Review -The Globe and Mail
sensual pleasures of the word
By MEG WALKER Saturday, March 8, 2003 - Page D5
Hawksley Burns for Isadora
By Hawksley Workman ECW, 61 pages, $24.95
By Sheri-D Wilson Arsenal Pulp, 128 pages, $15.95
When we want to read to satisfy our hunger for marvels, it is time to seek the poets who revel in the art of highly brocaded self-mythology. Two luxurious books fit here: Sheri-D Wilson's Between Lovers, and Hawksley Workman's Hawksley Burns for Isadora. Both are by poets who wrestle the word onto the page not to let it rest there, but so that it will leap into our bodies.
Hawksley Workman comes to the book side of things from an ongoing and unapologetically wild ride on the international rock-music scene. His persona starts with a pseudonym ("Hawksley" is his mother's maiden name), and many highly polished stories about the adventures of a country boy moving to Toronto. He, or a public version of him, has lived in a closet at a tap-dancing school, barks and growls when he sings lyrics like "I'm jealous of your cigarette and the pleasure that you get from it," and writes breathless entries on his Web site about chocolate.
This sense of focused drama continues seamlessly in Hawksley Burns for Isadora. The letters/prose poems were first published in the classified sections of two Toronto newspapers. Their enigmatic flourishes stand in high contrast to the clipped shorthand of most personal ads. Taste this: "What are these rhythms that infect my hips when I meet you? Hypodermic needles carried by golden beams, filled with animal serum, to land in my thighs." Lines seem to meander, yet they willfully staple capricious images into the emotional drywall: "I dress like a sequined dolphin to fit the change. Learn the prettiest words. Creation pain. Ah, but the suffer gives us something to make pictures of." Workman stains his phrases with Byron, David Bowie, the Surrealists and his own saturated senses. And in this book form, the poems alternate with lush nudes painted by his mother, Beverly Hawksley. Every layer of meaning is sensuous here.
As the love progresses, the poems move from a burning for one individual heart to a yearning for wide, redemptive places. Isadora -- "My lover. My peace. My underwater breath" -- becomes a flexible metaphor for endlessness: "Your light is blinding. . . . Your beauty isn't your longevity. You never end because your beauty blinds the killer." The persona begins to train for thinness, for stillness. The full, luscious love distills itself to "such quiet it could lull a clumsy, ugly world to sleep in its arms." The arc of passion curves away from perception and Workman leaves us at the cusp of spirit.

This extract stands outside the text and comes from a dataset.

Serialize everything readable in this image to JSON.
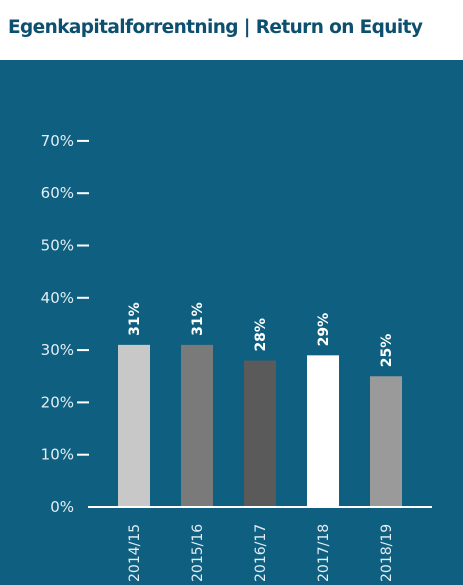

Sheri-D Wilson, the "Mama of Dada," has built an exuberant reputation as a jazz-drenched, erotic, feminist/feminine writer and action poet. She performs internationally, and boasts an impressive collection of spoken-word CDs and video poems, along with two plays and now four poetry books.
Meant for reading out loud, Between Lovers is full of rhythm and drive. The poems issue from the fictional, but very graphically present, lips of a Surrealist-who-wasn't, one Leticia Knight. She is an unidentified woman in photographs of the Surrealists, now at least 100 years old: "You'll see me there/ . . . I am the unknown woman/ Who made remarkable hats." Knight claims much. She watches Apollinaire yell Surrealism into being; she hobnobs with "Coco before she became Chanel." She makes impossible huge blue hats, hounds clowns and makes love with Cocteau on a heap of pencil boxes. The obsession with sex is of course rampant, but without the dark seams Wilson sometimes rides.
As in a Surrealist painting, objects can appear anywhere at anytime in Wilson's poems. If the reader follows the emotional and acoustic pulses, the psychological links between the images will appear. In one poem, Tower Drome, Wilson traces those links and imagines a Ladislav Guderna painting as it falls with the exploding Twin Towers in New York City. As she watches reality split and layer upon itself, she brings back to mind the original use of the word "sur-real," one reality on top of another. She handles the serious subject matter deftly, balancing rage and compassion.
Because vintage Wilson has taught us that her poetry is part self-confessional, Leticia Knight fascinates and fabricates and also vanishes. The speaker who crosses race lines in the linked South Africa poems fits closely with several voices and physical selves Wilson has written before. In Face of Freedom, a wrenching, tender poem about the hard politics of Israel and Palestine, the speaker is a "Poet from Canada," and it seems ridiculous to force the narrative into a fictionalized mouth. The Knight persona works best when she is an "everywoman," and then, watch out: Paris and Alberta and even The Blue Balls of God fight for her eyes.
Hawksley Burns for Isadora and Between Lovers adamantly promote pleasure and sensuality, and it is a delight to be seduced by such skillful weavers of spectacle. Magic and wit infect the mind after these books are put down, and as we open to laughter, we also open to the jolts of insight that shoot through their pages. Meg Walker is a writer and painter living in Winnipeg.